In Metropolis, springtime is convertible season. Time for girls to start wearing miniskirts and flowery perfumes. Jasmine, magnolia and lavender, scents that evoke memories of watching the swans in Robinson Park with his mother.
In Smallville, spring is brilliant, gold and green, and smells of dust, cornsilk and musty hay. It tastes like fresh asparagus, like tomatoes straight from the vine with a little salt for flavor.
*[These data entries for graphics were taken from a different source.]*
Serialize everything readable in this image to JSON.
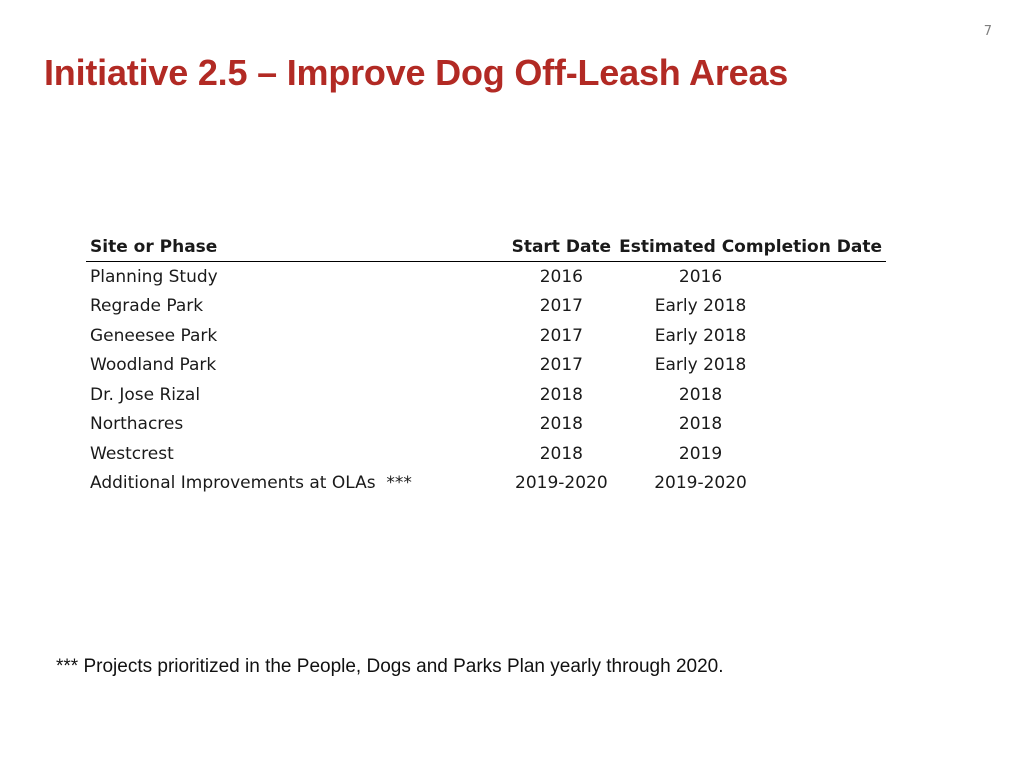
{
  "slide": {
    "page_number": "7",
    "title": "Initiative 2.5 – Improve Dog Off-Leash Areas",
    "footnote": "*** Projects prioritized in the People, Dogs and Parks Plan yearly through 2020."
  },
  "table": {
    "headers": {
      "site": "Site or Phase",
      "start": "Start Date",
      "completion": "Estimated Completion Date"
    },
    "rows": [
      {
        "site": "Planning Study",
        "start": "2016",
        "completion": "2016"
      },
      {
        "site": "Regrade Park",
        "start": "2017",
        "completion": "Early 2018"
      },
      {
        "site": "Geneesee Park",
        "start": "2017",
        "completion": "Early 2018"
      },
      {
        "site": "Woodland Park",
        "start": "2017",
        "completion": "Early 2018"
      },
      {
        "site": "Dr. Jose Rizal",
        "start": "2018",
        "completion": "2018"
      },
      {
        "site": "Northacres",
        "start": "2018",
        "completion": "2018"
      },
      {
        "site": "Westcrest",
        "start": "2018",
        "completion": "2019"
      },
      {
        "site": "Additional Improvements at OLAs  ***",
        "start": "2019-2020",
        "completion": "2019-2020"
      }
    ]
  },
  "colors": {
    "title": "#b22a24",
    "text": "#1a1a1a",
    "page_number": "#7f7f7f"
  }
}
Lex has seen Clark eat them like apples.
April is also the start of tornado season, which Lex hates with a banked rage. Clark always looks so fucking tired this time of year. He's never around, though it's no great mystery where he is and what he's doing. At least not to Lex. Article after article arrives in his inbox. He has them collected by a clipping service, sorted, scanned, and sent to an anonymous e-mail account.
Headlines like a litany: a family from Independence, trapped in their truck, escapes death by inches. A lost child somehow makes it into a long-unused storm cellar, emerging unharmed after the storm's passed by. Flood waters divert at the last moment. Driving her husband to the hospital, a Jewell County woman finds the roads ahead miraculously cleared of debris, as if by the hand of God.
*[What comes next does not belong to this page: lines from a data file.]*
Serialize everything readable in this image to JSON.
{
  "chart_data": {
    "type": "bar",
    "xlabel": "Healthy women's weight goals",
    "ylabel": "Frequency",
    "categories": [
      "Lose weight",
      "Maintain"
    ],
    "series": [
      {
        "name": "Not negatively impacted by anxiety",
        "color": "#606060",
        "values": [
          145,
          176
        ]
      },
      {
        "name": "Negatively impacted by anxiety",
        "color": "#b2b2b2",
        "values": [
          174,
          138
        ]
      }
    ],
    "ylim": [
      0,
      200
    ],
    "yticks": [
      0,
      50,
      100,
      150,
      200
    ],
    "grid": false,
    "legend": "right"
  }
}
His computer is password-protected and the articles encrypted, and they stay that way most of the time. Lex doesn't need to re-read them. He remembers each one, as vividly as he remembers the sound of the Porsche's tires blowing out, one after the other. The way it felt like the earth itself was skidding, instead of the car.
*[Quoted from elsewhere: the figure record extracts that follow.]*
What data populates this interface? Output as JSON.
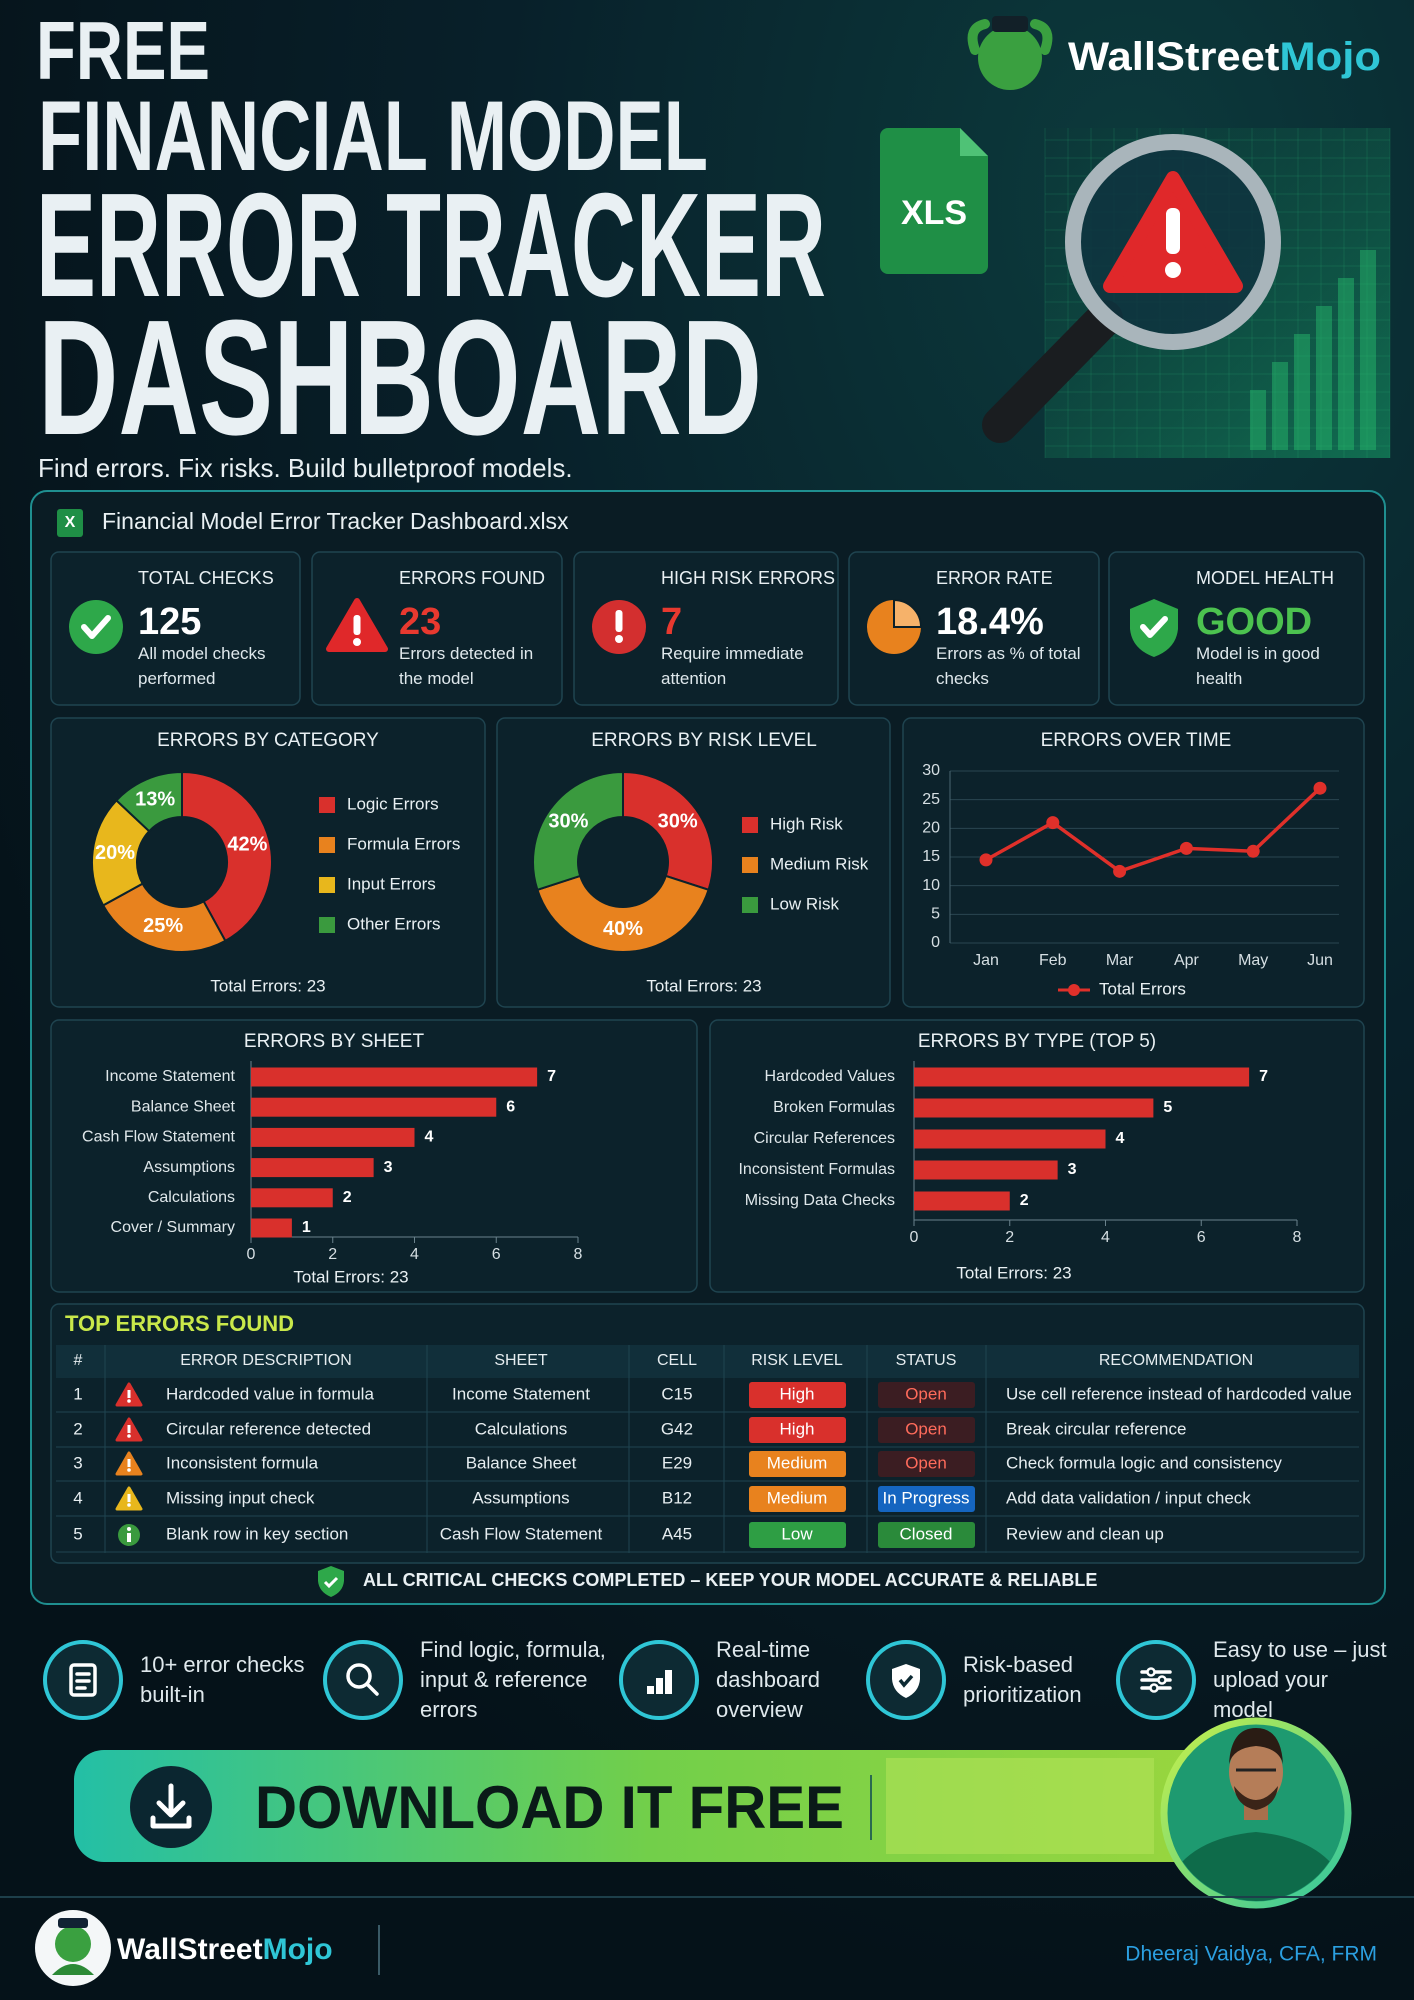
{
  "header": {
    "free": "FREE",
    "line1": "FINANCIAL MODEL",
    "line2": "ERROR TRACKER",
    "line3": "DASHBOARD",
    "tagline": "Find errors. Fix risks. Build bulletproof models.",
    "brand": {
      "main": "WallStreet",
      "accent": "Mojo"
    },
    "file_badge": "XLS"
  },
  "dashboard": {
    "file_icon": "X",
    "filename": "Financial Model Error Tracker Dashboard.xlsx"
  },
  "kpis": [
    {
      "title": "TOTAL CHECKS",
      "value": 125,
      "note": "All model checks performed",
      "color": "#ffffff"
    },
    {
      "title": "ERRORS FOUND",
      "value": 23,
      "note": "Errors detected in the model",
      "color": "#e8392f"
    },
    {
      "title": "HIGH RISK ERRORS",
      "value": 7,
      "note": "Require immediate attention",
      "color": "#e8392f"
    },
    {
      "title": "ERROR RATE",
      "value": "18.4%",
      "note": "Errors as % of total checks",
      "color": "#ffffff"
    },
    {
      "title": "MODEL HEALTH",
      "value": "GOOD",
      "note": "Model is in good health",
      "color": "#4cc24f"
    }
  ],
  "chart_data": [
    {
      "type": "pie",
      "title": "ERRORS BY CATEGORY",
      "categories": [
        "Logic Errors",
        "Formula Errors",
        "Input Errors",
        "Other Errors"
      ],
      "values": [
        42,
        25,
        20,
        13
      ],
      "value_labels": [
        "42%",
        "25%",
        "20%",
        "13%"
      ],
      "colors": [
        "#d9302c",
        "#e8821e",
        "#e8b71c",
        "#3a9a3e"
      ],
      "note": "Total Errors: 23"
    },
    {
      "type": "pie",
      "title": "ERRORS BY RISK LEVEL",
      "categories": [
        "High Risk",
        "Medium Risk",
        "Low Risk"
      ],
      "values": [
        30,
        40,
        30
      ],
      "value_labels": [
        "30%",
        "40%",
        "30%"
      ],
      "colors": [
        "#d9302c",
        "#e8821e",
        "#3a9a3e"
      ],
      "note": "Total Errors: 23"
    },
    {
      "type": "line",
      "title": "ERRORS OVER TIME",
      "categories": [
        "Jan",
        "Feb",
        "Mar",
        "Apr",
        "May",
        "Jun"
      ],
      "series": [
        {
          "name": "Total Errors",
          "color": "#e0302a",
          "values": [
            14.5,
            21,
            12.5,
            16.5,
            16,
            27
          ]
        }
      ],
      "ylim": [
        0,
        30
      ],
      "yticks": [
        0,
        5,
        10,
        15,
        20,
        25,
        30
      ],
      "grid": true
    },
    {
      "type": "bar",
      "orientation": "horizontal",
      "title": "ERRORS BY SHEET",
      "categories": [
        "Income Statement",
        "Balance Sheet",
        "Cash Flow Statement",
        "Assumptions",
        "Calculations",
        "Cover / Summary"
      ],
      "values": [
        7,
        6,
        4,
        3,
        2,
        1
      ],
      "color": "#d9302c",
      "xlim": [
        0,
        8
      ],
      "xticks": [
        0,
        2,
        4,
        6,
        8
      ],
      "note": "Total Errors: 23"
    },
    {
      "type": "bar",
      "orientation": "horizontal",
      "title": "ERRORS BY TYPE (TOP 5)",
      "categories": [
        "Hardcoded Values",
        "Broken Formulas",
        "Circular References",
        "Inconsistent Formulas",
        "Missing Data Checks"
      ],
      "values": [
        7,
        5,
        4,
        3,
        2
      ],
      "color": "#d9302c",
      "xlim": [
        0,
        8
      ],
      "xticks": [
        0,
        2,
        4,
        6,
        8
      ],
      "note": "Total Errors: 23"
    }
  ],
  "table": {
    "title": "TOP ERRORS FOUND",
    "columns": [
      "#",
      "ERROR DESCRIPTION",
      "SHEET",
      "CELL",
      "RISK LEVEL",
      "STATUS",
      "RECOMMENDATION"
    ],
    "rows": [
      [
        1,
        "Hardcoded value in formula",
        "Income Statement",
        "C15",
        "High",
        "Open",
        "Use cell reference instead of hardcoded value"
      ],
      [
        2,
        "Circular reference detected",
        "Calculations",
        "G42",
        "High",
        "Open",
        "Break circular reference"
      ],
      [
        3,
        "Inconsistent formula",
        "Balance Sheet",
        "E29",
        "Medium",
        "Open",
        "Check formula logic and consistency"
      ],
      [
        4,
        "Missing input check",
        "Assumptions",
        "B12",
        "Medium",
        "In Progress",
        "Add data validation / input check"
      ],
      [
        5,
        "Blank row in key section",
        "Cash Flow Statement",
        "A45",
        "Low",
        "Closed",
        "Review and clean up"
      ]
    ],
    "row_styles": [
      {
        "icon": "triangle",
        "icon_color": "#d9302c",
        "risk_color": "#d9302c",
        "status_color": "#3b1d22",
        "status_text_color": "#ff6b5b"
      },
      {
        "icon": "triangle",
        "icon_color": "#d9302c",
        "risk_color": "#d9302c",
        "status_color": "#3b1d22",
        "status_text_color": "#ff6b5b"
      },
      {
        "icon": "triangle",
        "icon_color": "#e8821e",
        "risk_color": "#e8821e",
        "status_color": "#3b1d22",
        "status_text_color": "#ff6b5b"
      },
      {
        "icon": "triangle",
        "icon_color": "#e8b71c",
        "risk_color": "#e8821e",
        "status_color": "#1565c0",
        "status_text_color": "#ffffff"
      },
      {
        "icon": "circle",
        "icon_color": "#3a9a3e",
        "risk_color": "#2e9e44",
        "status_color": "#2a8a3a",
        "status_text_color": "#ffffff"
      }
    ]
  },
  "banner": "ALL CRITICAL CHECKS COMPLETED – KEEP YOUR MODEL ACCURATE & RELIABLE",
  "features": [
    "10+ error checks built-in",
    "Find logic, formula, input & reference errors",
    "Real-time dashboard overview",
    "Risk-based prioritization",
    "Easy to use – just upload your model"
  ],
  "cta": "DOWNLOAD IT FREE",
  "footer": {
    "brand": {
      "main": "WallStreet",
      "accent": "Mojo"
    },
    "author": "Dheeraj Vaidya, CFA, FRM"
  }
}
Most of the articles Lex collected are from small, local papers. A few of the snappier ones got picked up by the Associated Press. Not too many to be suspicious; not yet. Lex suspects it's only a matter of time before someone notices that this particular section of Tornado Alley seems to have a guardian angel. That summertime in Kansas is miracle season.
Tornado season is usually over by June, and that's when Lex starts ordering flowers and fruit again. When Clark has time. When Clark stops looking like he has better things to do.
There's a pattern to this, too. Every year Clark starts a little earlier, ranges a little farther. Stops a little later. This year he was absent three times during the last month of school. The usual senior-year restlessness, a person might assume. If that person didn't know.
There's still a lot Lex doesn't know. A lot he wonders about. For instance, how many times Clark has tried and failed to be a savior. How many times he's had to see dead faces staring up at him. How many times he's been not strong enough, not fast enough, too late.
He thinks of the scholarship he's arranged, that will carry Clark as far as Metropolis, and wonders if it'll be enough. He thinks of Clark delivering miracles like apples, sweet and cheap by the basketful, and wonders how many people he'll have to save before it makes up for not saving Lana Lang.
On the first of July, Lex puts in an order for daylilies, for his office. When Clark stops by the castle, Lex tells him to sit down. Put his feet up. He offers Clark a bottle of water, a peach, and a listening ear.
He has a meeting at five. He tries not to look at his watch. He tries to make Clark smile.